チーム『化け物クリエイターズ』の副隊長。創の造り出した生き物に知識を与える『エンチャンター』。

『独りの戦士』という作品を執筆している。

『泉緋色』(いずみ ひいろ)


192センチ、82キロ。

18歳。男性。


創、みれいの幼馴染。いつも笑顔で『化け物クリエイターズ』の皆に振る舞っている。6年前に『ペスト』で右腕を失った。

『飼葉タタミ』(かいば たたみ)


144センチ、38キロ。

13歳。
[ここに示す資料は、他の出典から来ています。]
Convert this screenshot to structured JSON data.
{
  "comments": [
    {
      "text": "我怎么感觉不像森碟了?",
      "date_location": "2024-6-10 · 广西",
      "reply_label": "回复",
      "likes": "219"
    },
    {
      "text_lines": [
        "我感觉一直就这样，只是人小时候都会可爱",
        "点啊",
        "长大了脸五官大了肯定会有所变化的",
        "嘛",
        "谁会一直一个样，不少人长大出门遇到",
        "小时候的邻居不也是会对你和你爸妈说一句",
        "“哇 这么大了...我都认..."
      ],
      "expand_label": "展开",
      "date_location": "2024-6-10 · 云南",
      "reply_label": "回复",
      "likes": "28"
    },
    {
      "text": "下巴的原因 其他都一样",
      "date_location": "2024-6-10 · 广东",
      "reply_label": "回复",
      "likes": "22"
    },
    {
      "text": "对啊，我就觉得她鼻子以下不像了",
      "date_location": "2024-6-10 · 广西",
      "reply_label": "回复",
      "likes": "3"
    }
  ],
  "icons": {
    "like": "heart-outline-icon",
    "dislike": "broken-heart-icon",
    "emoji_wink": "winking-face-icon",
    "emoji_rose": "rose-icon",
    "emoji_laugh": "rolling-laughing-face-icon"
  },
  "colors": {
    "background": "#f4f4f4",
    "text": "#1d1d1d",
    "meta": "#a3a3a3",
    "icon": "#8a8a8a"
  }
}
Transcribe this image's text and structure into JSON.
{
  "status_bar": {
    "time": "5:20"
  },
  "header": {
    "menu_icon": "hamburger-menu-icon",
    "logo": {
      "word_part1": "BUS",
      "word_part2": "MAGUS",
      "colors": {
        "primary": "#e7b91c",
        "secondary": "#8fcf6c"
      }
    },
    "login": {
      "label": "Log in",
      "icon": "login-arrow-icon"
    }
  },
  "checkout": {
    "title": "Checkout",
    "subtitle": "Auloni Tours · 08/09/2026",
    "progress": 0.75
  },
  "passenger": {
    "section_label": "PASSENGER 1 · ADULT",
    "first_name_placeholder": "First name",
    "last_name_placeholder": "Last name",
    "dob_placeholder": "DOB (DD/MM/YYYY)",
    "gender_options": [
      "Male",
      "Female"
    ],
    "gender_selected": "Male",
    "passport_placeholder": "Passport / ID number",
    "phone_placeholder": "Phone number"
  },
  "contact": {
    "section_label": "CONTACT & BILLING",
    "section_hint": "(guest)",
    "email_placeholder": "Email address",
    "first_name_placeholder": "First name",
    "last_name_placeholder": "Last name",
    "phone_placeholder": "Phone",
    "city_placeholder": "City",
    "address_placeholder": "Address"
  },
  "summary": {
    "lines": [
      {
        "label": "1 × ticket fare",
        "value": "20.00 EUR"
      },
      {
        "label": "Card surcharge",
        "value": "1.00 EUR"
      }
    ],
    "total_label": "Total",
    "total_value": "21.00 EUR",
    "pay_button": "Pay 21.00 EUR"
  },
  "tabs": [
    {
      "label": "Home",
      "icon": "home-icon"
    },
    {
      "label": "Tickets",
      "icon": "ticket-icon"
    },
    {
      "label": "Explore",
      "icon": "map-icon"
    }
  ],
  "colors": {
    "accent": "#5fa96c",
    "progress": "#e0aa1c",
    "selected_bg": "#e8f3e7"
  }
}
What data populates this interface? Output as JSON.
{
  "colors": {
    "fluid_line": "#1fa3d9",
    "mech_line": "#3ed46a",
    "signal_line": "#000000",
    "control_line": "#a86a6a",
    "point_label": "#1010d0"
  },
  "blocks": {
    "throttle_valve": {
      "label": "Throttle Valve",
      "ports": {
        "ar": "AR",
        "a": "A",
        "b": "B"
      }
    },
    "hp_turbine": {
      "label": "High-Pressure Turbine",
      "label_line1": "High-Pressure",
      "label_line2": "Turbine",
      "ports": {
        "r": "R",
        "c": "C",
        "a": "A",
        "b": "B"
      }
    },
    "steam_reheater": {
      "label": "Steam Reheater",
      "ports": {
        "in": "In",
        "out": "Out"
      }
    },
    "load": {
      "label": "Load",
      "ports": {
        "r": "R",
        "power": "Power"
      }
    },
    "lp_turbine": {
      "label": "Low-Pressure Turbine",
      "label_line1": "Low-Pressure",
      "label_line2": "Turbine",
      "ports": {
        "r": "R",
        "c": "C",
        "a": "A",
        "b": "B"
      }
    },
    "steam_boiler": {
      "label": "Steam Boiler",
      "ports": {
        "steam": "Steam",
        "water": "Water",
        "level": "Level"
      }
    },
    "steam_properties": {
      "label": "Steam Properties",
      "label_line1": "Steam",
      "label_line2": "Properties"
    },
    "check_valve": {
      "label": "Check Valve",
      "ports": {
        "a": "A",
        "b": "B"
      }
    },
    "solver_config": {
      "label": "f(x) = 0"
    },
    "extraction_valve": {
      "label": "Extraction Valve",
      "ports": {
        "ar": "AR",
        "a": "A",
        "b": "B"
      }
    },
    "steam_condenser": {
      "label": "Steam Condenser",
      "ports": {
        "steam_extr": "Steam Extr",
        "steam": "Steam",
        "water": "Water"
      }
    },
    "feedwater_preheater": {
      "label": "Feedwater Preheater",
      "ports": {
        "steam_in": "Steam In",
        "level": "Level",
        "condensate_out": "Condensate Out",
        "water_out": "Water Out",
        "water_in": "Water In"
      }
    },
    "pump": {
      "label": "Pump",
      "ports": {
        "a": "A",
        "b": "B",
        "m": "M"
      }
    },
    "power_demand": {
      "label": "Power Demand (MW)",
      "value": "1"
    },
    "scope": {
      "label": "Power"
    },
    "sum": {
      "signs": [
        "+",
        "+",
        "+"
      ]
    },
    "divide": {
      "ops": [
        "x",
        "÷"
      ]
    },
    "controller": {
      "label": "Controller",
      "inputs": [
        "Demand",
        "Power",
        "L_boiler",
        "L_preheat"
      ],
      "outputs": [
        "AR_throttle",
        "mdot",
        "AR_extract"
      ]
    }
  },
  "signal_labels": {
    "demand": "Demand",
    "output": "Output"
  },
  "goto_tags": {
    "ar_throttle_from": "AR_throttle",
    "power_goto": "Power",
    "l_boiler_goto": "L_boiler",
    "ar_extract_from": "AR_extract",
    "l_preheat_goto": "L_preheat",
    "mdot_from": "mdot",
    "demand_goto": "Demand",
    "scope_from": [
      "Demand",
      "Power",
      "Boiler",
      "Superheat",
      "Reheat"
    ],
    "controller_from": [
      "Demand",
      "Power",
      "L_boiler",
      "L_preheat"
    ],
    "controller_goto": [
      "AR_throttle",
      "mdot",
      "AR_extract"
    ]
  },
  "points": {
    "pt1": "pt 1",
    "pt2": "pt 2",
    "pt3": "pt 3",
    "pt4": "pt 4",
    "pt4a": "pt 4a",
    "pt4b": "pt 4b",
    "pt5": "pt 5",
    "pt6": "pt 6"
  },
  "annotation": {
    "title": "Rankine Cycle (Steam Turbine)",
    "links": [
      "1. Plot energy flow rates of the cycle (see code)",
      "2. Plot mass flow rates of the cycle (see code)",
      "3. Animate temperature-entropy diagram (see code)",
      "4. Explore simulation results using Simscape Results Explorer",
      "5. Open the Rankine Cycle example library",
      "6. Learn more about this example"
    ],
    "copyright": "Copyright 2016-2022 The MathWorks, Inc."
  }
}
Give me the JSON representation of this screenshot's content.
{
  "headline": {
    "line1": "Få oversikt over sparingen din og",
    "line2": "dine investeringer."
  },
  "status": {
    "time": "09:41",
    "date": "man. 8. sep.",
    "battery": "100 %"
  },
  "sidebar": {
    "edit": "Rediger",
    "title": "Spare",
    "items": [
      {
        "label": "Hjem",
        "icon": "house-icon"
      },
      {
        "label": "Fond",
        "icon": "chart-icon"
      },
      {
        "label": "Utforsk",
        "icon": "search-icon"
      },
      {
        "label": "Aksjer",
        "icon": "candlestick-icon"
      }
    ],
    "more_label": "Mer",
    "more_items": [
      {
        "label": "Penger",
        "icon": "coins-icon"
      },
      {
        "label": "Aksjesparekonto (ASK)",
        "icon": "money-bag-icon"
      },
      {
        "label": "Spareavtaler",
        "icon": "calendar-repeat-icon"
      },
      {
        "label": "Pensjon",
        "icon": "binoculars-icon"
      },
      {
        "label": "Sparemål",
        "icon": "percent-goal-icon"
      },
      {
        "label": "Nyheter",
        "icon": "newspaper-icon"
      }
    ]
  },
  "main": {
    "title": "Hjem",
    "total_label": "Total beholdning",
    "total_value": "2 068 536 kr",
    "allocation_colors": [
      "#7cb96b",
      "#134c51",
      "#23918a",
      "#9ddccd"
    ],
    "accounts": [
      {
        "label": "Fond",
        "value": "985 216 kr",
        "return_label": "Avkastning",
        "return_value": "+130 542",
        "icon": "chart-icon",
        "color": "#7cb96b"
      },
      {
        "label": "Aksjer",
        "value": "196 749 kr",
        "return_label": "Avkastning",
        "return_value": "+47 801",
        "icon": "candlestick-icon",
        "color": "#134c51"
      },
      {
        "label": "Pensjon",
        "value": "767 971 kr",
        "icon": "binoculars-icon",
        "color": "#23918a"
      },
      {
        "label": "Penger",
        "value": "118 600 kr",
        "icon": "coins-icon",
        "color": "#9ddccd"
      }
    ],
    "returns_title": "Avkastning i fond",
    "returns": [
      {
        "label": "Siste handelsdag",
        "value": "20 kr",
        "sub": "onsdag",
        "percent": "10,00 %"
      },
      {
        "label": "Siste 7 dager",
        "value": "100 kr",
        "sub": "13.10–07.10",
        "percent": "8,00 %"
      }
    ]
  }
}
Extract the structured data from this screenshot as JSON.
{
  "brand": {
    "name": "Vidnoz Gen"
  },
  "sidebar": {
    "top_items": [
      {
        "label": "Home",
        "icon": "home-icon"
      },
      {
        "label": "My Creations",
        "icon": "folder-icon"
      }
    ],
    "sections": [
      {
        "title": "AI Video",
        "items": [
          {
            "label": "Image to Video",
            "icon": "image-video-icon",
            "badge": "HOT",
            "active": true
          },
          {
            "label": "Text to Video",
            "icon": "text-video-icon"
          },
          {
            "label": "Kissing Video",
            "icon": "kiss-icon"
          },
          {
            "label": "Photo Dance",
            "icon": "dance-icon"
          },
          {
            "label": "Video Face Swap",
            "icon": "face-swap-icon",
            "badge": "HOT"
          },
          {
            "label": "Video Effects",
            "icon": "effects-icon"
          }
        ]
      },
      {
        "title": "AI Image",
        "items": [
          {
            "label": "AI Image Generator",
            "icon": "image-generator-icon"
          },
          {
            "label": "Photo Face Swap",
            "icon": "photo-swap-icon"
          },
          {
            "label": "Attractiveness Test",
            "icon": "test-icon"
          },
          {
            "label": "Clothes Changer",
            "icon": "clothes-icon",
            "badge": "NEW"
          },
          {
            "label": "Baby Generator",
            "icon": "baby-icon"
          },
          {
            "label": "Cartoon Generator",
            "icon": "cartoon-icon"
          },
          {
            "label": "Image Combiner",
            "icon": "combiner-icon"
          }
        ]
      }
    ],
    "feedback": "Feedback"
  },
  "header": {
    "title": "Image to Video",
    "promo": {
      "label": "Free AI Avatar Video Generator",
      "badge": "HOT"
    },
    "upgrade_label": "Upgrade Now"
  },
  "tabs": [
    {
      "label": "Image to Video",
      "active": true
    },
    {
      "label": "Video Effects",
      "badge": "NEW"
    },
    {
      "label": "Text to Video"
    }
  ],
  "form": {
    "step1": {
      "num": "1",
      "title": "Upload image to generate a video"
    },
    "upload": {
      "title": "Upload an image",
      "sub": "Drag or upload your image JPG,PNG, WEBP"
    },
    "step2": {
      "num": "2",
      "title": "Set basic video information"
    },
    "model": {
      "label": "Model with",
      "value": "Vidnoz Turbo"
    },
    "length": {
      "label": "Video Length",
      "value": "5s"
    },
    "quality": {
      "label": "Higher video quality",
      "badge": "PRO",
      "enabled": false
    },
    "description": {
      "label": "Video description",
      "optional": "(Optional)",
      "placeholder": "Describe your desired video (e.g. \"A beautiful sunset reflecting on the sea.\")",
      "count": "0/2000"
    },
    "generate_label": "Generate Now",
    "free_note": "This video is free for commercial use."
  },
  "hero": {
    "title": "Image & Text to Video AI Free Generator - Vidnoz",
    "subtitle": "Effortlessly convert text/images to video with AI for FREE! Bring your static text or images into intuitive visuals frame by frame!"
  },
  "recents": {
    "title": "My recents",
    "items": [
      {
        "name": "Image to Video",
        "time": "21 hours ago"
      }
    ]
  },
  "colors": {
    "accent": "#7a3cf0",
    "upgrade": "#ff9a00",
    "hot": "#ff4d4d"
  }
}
女性。


『化け物クリエイターズ』の飼育兼お茶汲み隊長。調教技能に長け『化けクリ』のキメラを鍛えている。緋色の事を『先生』と呼び慕っている。

『楽々』(らら)


155センチ、45キロ

16歳。女性。


チーム『化け物クリエイターズ』の諜報兼採取担当。タタミの親友的な存在。何事にも直感で動くタイプ。

『ジョーカー』


190センチ、88キロ。

52歳。男性。


謎の戦士。片腕を失っており義手を付けている。その剣の技術に並ぶ者は居ない。

『歯車フォーチュン』


178センチ、68キロ。

50歳。男性。


鳥形の仮面を付けた男。6年前、奈久留を死に追いやった男でもある。チーム『化け物クリエイターズ』の永遠の宿敵。

『スズキコージ』


152センチ、61キロ。

13歳。男性。


タタミに名を与えられた男の子。『コブタ』と呼ばれ茨城を彷徨っていた際、『化け物クリエイターズ』に保護される事となった。